GALE: I think, as a general rule, KLAS supports a fairly high bar, an aggressive bar, because if we’re all, as taxpayers and as individuals, paying this money to move the bar forward, for heaven’s sakes let’s move the bar forward. I think there should be a stair step approach which might require that in the first three years you get to 50 percent CPOE and then closer to 100 percent over 5 years, so you have a chance to ramp up. So, I think there are some real things that add benefit right off the bat that you should get paid extra money for. Regarding people that can’t get there, I don’t know if they should be punished, but there should be a benefit to the people who can get there.

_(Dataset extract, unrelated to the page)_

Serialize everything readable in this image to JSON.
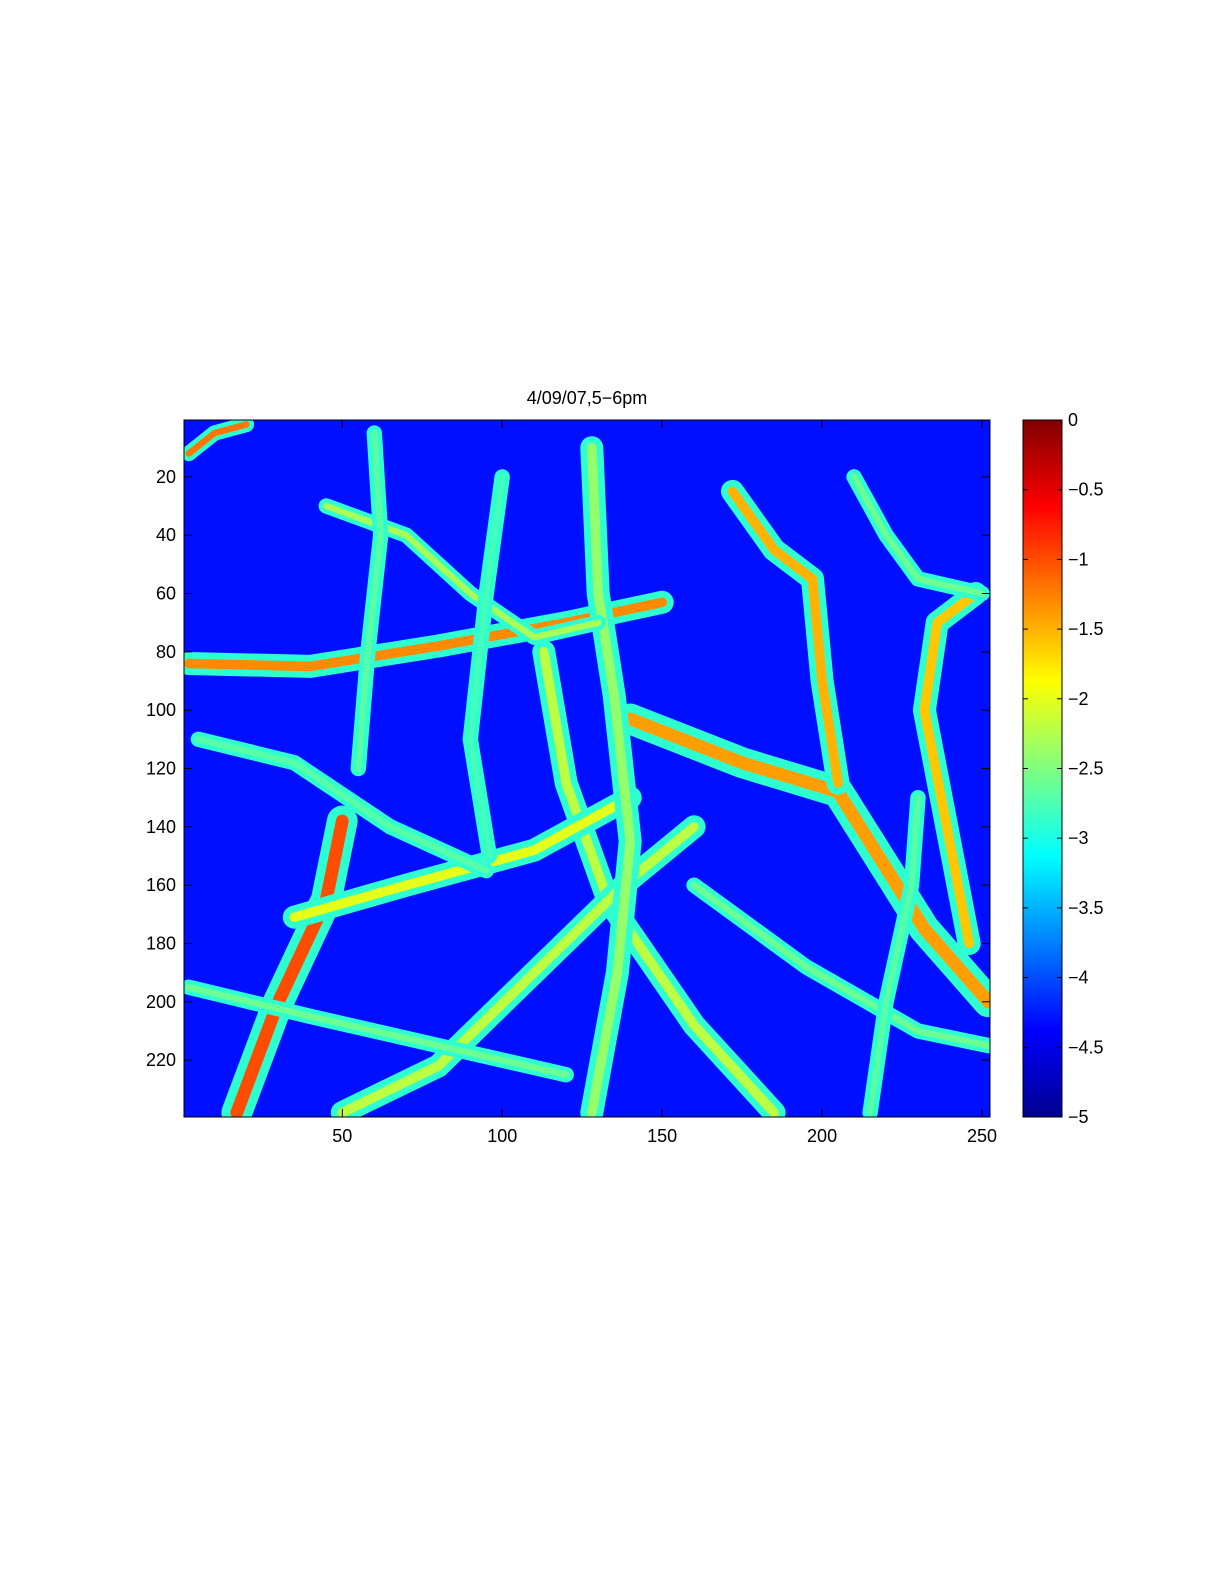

The challenge, as I saw in the meaningful use definition, is that they weren’t trying to focus on the biggest wins. They weren’t focusing at all, they were going after everything: “We want personal health records, we want you to send alerts to people when they need to come in.” Many of those are impossible in the first year. I mean, we’d like to see a little more focus on the things that will make the biggest difference and actually advance the care of patients, and then, maybe moving towards the out years (2013/2015), towards a personal health record that’s portable. As far as I know, that would be incredibly difficult to get to in 2011 for most health systems that are just dabbling with (Microsoft) Health Vault or Google.

It’s challenging. I mean, there’s 50 different pieces they put into meaningful use. I’d rather see five and some incremental depth around what must be done to receive these funds. If they did that, we might see real progress. For example, whereas we’re at 15 percent of hospitals doing CPOE today, it’d be great to be at 70 percent at the end of this, so you can say, “Hey, we actually did move the bar and moved the needle with the $20 billion we just spent.”